Two new modifications of the virus WannaCry appeared over the weekend, and, presumably, have created them not the authors of the original virus-the extortioner. This was announced on Monday, may 15, in a press-service IT company “Kaspersky Lab”.
“The total number of variations of malware circulating on the Internet on Monday, may 15, is still unknown. However, in the 13 and 14 may there were two significant modifications”, – said the employee of the press service of the company.
“Kaspersky lab” believes that none of these options were created by the authors of the original extortionist – most likely, they have other players cybercriminal world who have decided to use the situation to their advantage,” added the company.

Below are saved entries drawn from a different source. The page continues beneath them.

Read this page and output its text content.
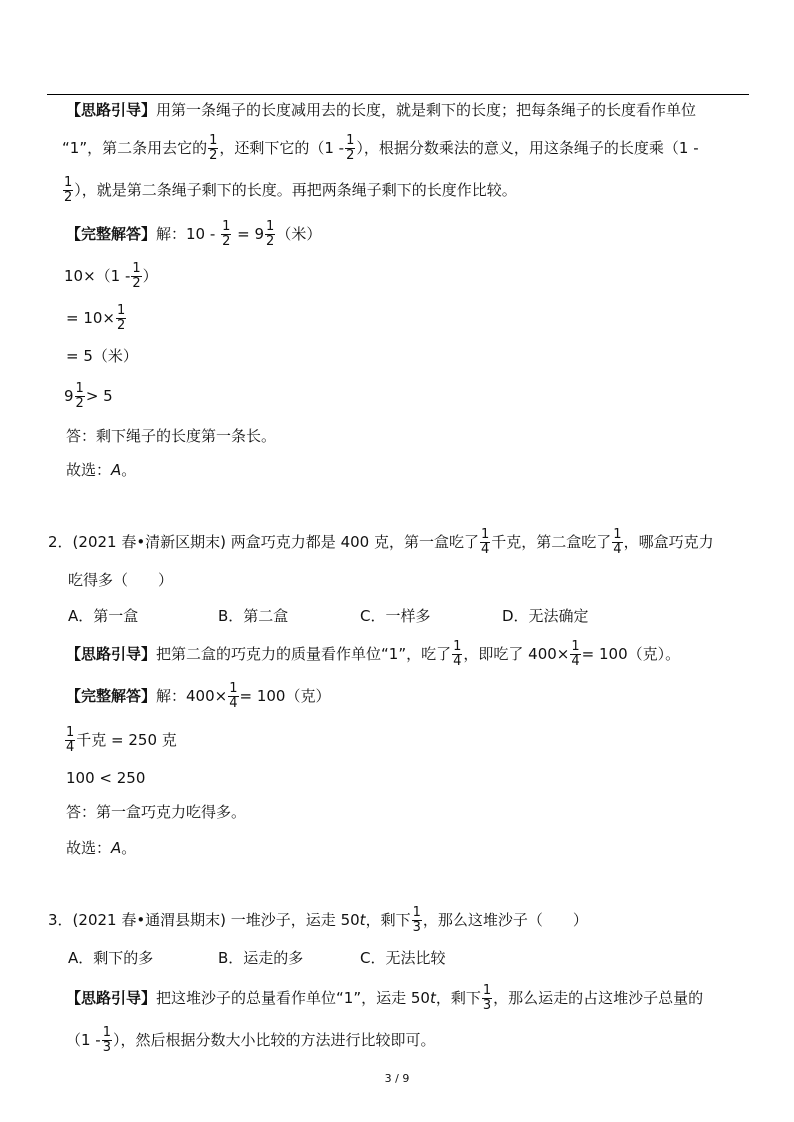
【思路引导】用第一条绳子的长度减用去的长度，就是剩下的长度；把每条绳子的长度看作单位
“1”，第二条用去它的 $\frac{1}{2}$ ，还剩下它的（$1 - \frac{1}{2}$ ），根据分数乘法的意义，用这条绳子的长度乘（1 -
$\frac{1}{2}$ ），就是第二条绳子剩下的长度。再把两条绳子剩下的长度作比较。
【完整解答】解：$10 - \frac{1}{2} = 9 \frac{1}{2}$ （米）
$10\times(1 - \frac{1}{2}$ ）
= $10\times \frac{1}{2}$
= 5（米）
$9 \frac{1}{2} > 5$
答：剩下绳子的长度第一条长。
故选：A。
2．(2021 春•清新区期末) 两盒巧克力都是 400 克，第一盒吃了 $\frac{1}{4}$ 千克，第二盒吃了 $\frac{1}{4}$ ，哪盒巧克力
吃得多（　　）
A．第一盒	B．第二盒	C．一样多	D．无法确定
【思路引导】把第二盒的巧克力的质量看作单位“1”，吃了 $\frac{1}{4}$ ，即吃了 $400\times \frac{1}{4} = 100$（克）。
【完整解答】解：$400\times \frac{1}{4} = 100$（克）
$\frac{1}{4}$ 千克 = 250 克
100 < 250
答：第一盒巧克力吃得多。
故选：A。
3．(2021 春•通渭县期末) 一堆沙子，运走 50t，剩下 $\frac{1}{3}$ ，那么这堆沙子（　　）
A．剩下的多	B．运走的多	C．无法比较
【思路引导】把这堆沙子的总量看作单位“1”，运走 50t，剩下 $\frac{1}{3}$ ，那么运走的占这堆沙子总量的
（$1 - \frac{1}{3}$ ），然后根据分数大小比较的方法进行比较即可。
3 / 9
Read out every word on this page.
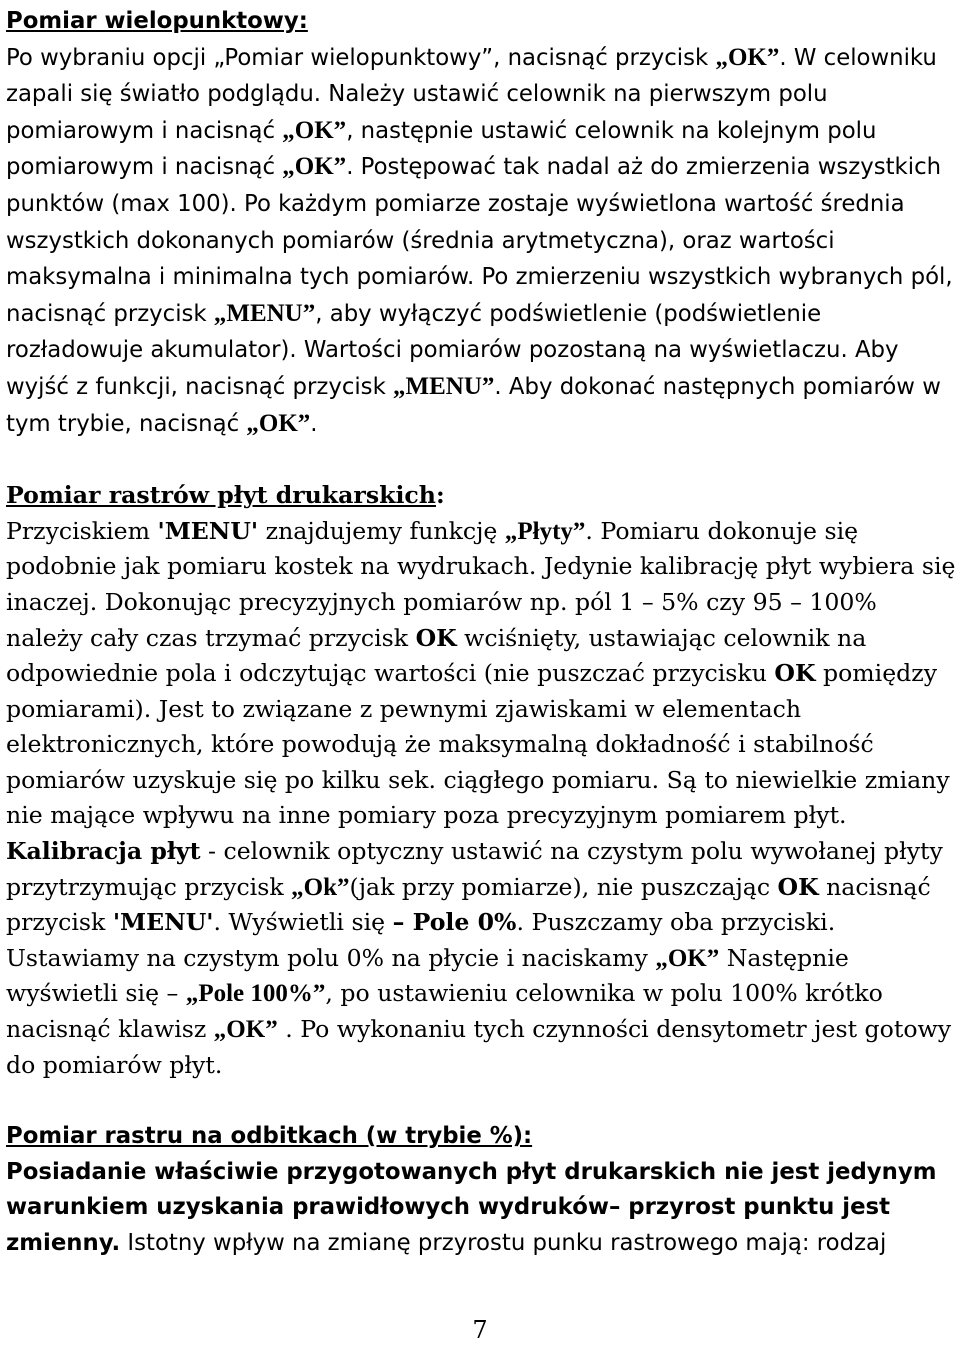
Pomiar wielopunktowy:
Po wybraniu opcji „Pomiar wielopunktowy”, nacisnąć przycisk „OK”. W celowniku zapali się światło podglądu. Należy ustawić celownik na pierwszym polu pomiarowym i nacisnąć „OK”, następnie ustawić celownik na kolejnym polu pomiarowym i nacisnąć „OK”. Postępować tak nadal aż do zmierzenia wszystkich punktów (max 100). Po każdym pomiarze zostaje wyświetlona wartość średnia wszystkich dokonanych pomiarów (średnia arytmetyczna), oraz wartości maksymalna i minimalna tych pomiarów. Po zmierzeniu wszystkich wybranych pól, nacisnąć przycisk „MENU”, aby wyłączyć podświetlenie (podświetlenie rozładowuje akumulator). Wartości pomiarów pozostaną na wyświetlaczu. Aby wyjść z funkcji, nacisnąć przycisk „MENU”. Aby dokonać następnych pomiarów w tym trybie, nacisnąć „OK”.
Pomiar rastrów płyt drukarskich:
Przyciskiem 'MENU' znajdujemy funkcję „Płyty”. Pomiaru dokonuje się podobnie jak pomiaru kostek na wydrukach. Jedynie kalibrację płyt wybiera się inaczej. Dokonując precyzyjnych pomiarów np. pól 1 – 5% czy 95 – 100% należy cały czas trzymać przycisk OK wciśnięty, ustawiając celownik na odpowiednie pola i odczytując wartości (nie puszczać przycisku OK pomiędzy pomiarami). Jest to związane z pewnymi zjawiskami w elementach elektronicznych, które powodują że maksymalną dokładność i stabilność pomiarów uzyskuje się po kilku sek. ciągłego pomiaru. Są to niewielkie zmiany nie mające wpływu na inne pomiary poza precyzyjnym pomiarem płyt.
Kalibracja płyt - celownik optyczny ustawić na czystym polu wywołanej płyty przytrzymując przycisk „Ok”(jak przy pomiarze), nie puszczając OK nacisnąć przycisk 'MENU'. Wyświetli się – Pole 0%. Puszczamy oba przyciski. Ustawiamy na czystym polu 0% na płycie i naciskamy „OK” Następnie wyświetli się – „Pole 100%”, po ustawieniu celownika w polu 100% krótko nacisnąć klawisz „OK” . Po wykonaniu tych czynności densytometr jest gotowy do pomiarów płyt.
Pomiar rastru na odbitkach (w trybie %):
Posiadanie właściwie przygotowanych płyt drukarskich nie jest jedynym warunkiem uzyskania prawidłowych wydruków– przyrost punktu jest zmienny. Istotny wpływ na zmianę przyrostu punku rastrowego mają: rodzaj
7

A company representative reported that the first of the two modifications of the virus WannaCry began to spread on Sunday, around 4:00 in Kiev.
“He was connected to another domain. At the moment, “Kaspersky Lab” has detected three victims of this variant of extortion in Russia and Brazil” – said the press officer.
“The second option that appeared the other day, apparently able to circumvent the so-called Killswitch (killswitch) – that feature in the program code, which helped to stop the first wave of attacks. However, that’s not the variant became widespread, possibly due to error in code”, – he said.
We will remind, on Friday, may 12 it became known about the large-scale cyber attack. Hospitals and telecommunication companies worldwide have become victims of hacker-extortionists.
It was reported that institutions only have three days to send the payment to the hackers. After that the computers “will put the meter on”: the price for the return of the files will double. But if the victim of a hacker attack do not pay within seven days, you will lose your files forever.
In this case withthe builders of the virus-the extortioner WannaCry bypassed its stop limit. Informed by one of the users managed to stop the spread of the virus. He registered a domain name iuqerfsodp9ifjaposdfjhgosurijfaewrwergwea.com the name of which was contained in the code of the virus.